The airframe of the Puma LE itself is optimized for multi-environment deployment. Weighing only 23.8 pounds (10.8 kilograms), it can be hand- or bungee-launched and remain airborne for as long as 6.5 hours. When combined with the Long-Range Tracking Antenna, it reaches an operational radius of 60 kilometers (37 miles). Its endurance and portability make it fitting for land based and maritime missions alike, further extending its utility across defense, border security, and special operations.
Other core strengths include payload flexibility. The main bay houses the Mantis i45 electro-optical/infrared sensor suite, with the option to upgrade to an Mantis i45 N variant for even better performance at night. Additionally, there is a second bay, featuring 3.4 pounds (1.5 kilograms) of capacity, dedicated power, and Ethernet connectivity that enable fast mission-specific sensor integration. This modularity is underpinned by the Universal Gimbal Kit, which enables tool-free swaps between ISR, laser designation, and other payloads a very important enabler for multi-role mission sets.

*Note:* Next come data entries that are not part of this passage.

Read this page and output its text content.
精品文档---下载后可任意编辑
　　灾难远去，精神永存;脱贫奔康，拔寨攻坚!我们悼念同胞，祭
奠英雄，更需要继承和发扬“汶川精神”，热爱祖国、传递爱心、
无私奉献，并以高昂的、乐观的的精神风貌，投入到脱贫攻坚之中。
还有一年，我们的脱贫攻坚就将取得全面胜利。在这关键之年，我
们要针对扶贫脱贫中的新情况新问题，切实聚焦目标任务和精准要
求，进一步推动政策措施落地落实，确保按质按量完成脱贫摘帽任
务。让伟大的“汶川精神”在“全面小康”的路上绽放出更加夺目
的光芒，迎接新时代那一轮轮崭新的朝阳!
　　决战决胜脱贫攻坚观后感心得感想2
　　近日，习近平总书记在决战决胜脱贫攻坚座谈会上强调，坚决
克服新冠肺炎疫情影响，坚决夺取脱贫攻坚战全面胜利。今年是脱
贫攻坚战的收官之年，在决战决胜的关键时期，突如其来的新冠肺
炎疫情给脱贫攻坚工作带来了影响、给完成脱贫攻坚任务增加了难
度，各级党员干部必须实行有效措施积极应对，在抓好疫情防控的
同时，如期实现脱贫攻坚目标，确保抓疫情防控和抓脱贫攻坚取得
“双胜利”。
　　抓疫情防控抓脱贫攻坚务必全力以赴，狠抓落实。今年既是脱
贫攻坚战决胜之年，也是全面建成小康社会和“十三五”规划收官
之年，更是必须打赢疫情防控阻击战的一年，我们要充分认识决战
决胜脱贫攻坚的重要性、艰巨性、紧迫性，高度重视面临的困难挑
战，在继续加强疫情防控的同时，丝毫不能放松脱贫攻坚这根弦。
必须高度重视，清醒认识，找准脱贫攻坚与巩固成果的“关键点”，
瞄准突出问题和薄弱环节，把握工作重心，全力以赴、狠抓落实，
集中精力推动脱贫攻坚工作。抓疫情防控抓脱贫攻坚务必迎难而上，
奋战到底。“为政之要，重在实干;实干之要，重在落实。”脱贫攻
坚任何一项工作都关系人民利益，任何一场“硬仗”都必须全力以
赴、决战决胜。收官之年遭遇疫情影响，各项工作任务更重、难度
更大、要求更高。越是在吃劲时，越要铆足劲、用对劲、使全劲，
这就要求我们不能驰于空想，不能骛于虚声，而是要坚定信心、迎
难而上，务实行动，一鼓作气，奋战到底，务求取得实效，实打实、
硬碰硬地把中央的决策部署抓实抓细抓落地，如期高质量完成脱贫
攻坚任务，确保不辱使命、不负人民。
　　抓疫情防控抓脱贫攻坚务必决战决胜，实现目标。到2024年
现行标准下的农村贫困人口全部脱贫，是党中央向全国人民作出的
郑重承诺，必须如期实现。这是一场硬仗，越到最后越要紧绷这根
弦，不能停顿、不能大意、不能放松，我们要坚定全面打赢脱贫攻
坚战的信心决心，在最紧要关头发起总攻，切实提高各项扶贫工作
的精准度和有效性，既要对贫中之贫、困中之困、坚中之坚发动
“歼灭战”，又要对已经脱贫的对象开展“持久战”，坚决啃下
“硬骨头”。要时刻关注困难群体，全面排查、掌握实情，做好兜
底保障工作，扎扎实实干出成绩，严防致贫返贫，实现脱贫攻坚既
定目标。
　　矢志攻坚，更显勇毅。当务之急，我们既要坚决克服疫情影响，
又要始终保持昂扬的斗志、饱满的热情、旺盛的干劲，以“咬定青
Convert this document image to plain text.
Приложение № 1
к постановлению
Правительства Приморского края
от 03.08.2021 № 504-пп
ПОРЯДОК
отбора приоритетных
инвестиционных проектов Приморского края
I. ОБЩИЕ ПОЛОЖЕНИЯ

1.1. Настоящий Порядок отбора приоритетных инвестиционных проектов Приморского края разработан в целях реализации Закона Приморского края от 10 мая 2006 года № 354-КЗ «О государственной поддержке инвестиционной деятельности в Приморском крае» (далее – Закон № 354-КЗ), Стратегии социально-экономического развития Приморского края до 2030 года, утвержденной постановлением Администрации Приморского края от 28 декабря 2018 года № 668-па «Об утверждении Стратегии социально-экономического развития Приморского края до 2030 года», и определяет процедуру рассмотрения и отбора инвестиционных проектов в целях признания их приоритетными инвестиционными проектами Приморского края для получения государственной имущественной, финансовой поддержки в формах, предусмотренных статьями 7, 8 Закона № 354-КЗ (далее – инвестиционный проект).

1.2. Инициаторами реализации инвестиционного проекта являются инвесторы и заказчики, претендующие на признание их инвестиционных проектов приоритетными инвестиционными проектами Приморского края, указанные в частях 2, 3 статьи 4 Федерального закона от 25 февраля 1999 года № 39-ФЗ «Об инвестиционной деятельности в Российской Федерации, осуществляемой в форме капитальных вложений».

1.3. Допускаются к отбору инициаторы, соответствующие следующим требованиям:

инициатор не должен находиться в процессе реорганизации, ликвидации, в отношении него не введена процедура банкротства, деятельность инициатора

In GPS-denied ISR scenarios, payload integration is more than just a convenience; it’s a force multiplier. Real-time imagery from stabilized EO/IR sensors can feed directly into the VNS, enhancing visual odometry performance with richer feature sets for terrain matching. The synergy between navigation and ISR aligns with operational trends where sensor fusion is used not only for target acquisition but also for navigation assurance.
The upgrade of the Puma LE also covers a growing reality: that adversaries are increasingly deploying GPS jammers and spoofers capable of overpowering satellite signals. Countering those threats requires systems that can autonomously maintain positional awareness. By embedding visual inertial and terrain-relative navigation capabilities directly into the airframe, the Puma LE reduces dependence on external aids and minimizes mission aborts due to navigation failure. The significance for professionals in defense and aerospace resides in the integration strategy. VNS supplements GPS; it doesn’t replace it. This provides a layered navigation architecture: when GPS is available, it operates conventionally, but when denied, it pivots to visual inertial computation, using terrain correlation to correct for drift.
It is this dual-mode resilience that allows ISR, targeting, and reconnaissance missions to proceed with confidence across environments from urban canyons to open ocean even under active electronic attack. By integrating long-endurance flight, modular ISR payloads, and a navigation suite hardened against GNSS disruption, the Puma LE creates a versatile asset for the modern contested battlespace. Its “new eyes” and “new brain” are not only technological upgrades but also operational enablers for the mission scenarios of the future, where the loss of GPS will no longer be an unusual case but rather an expected one.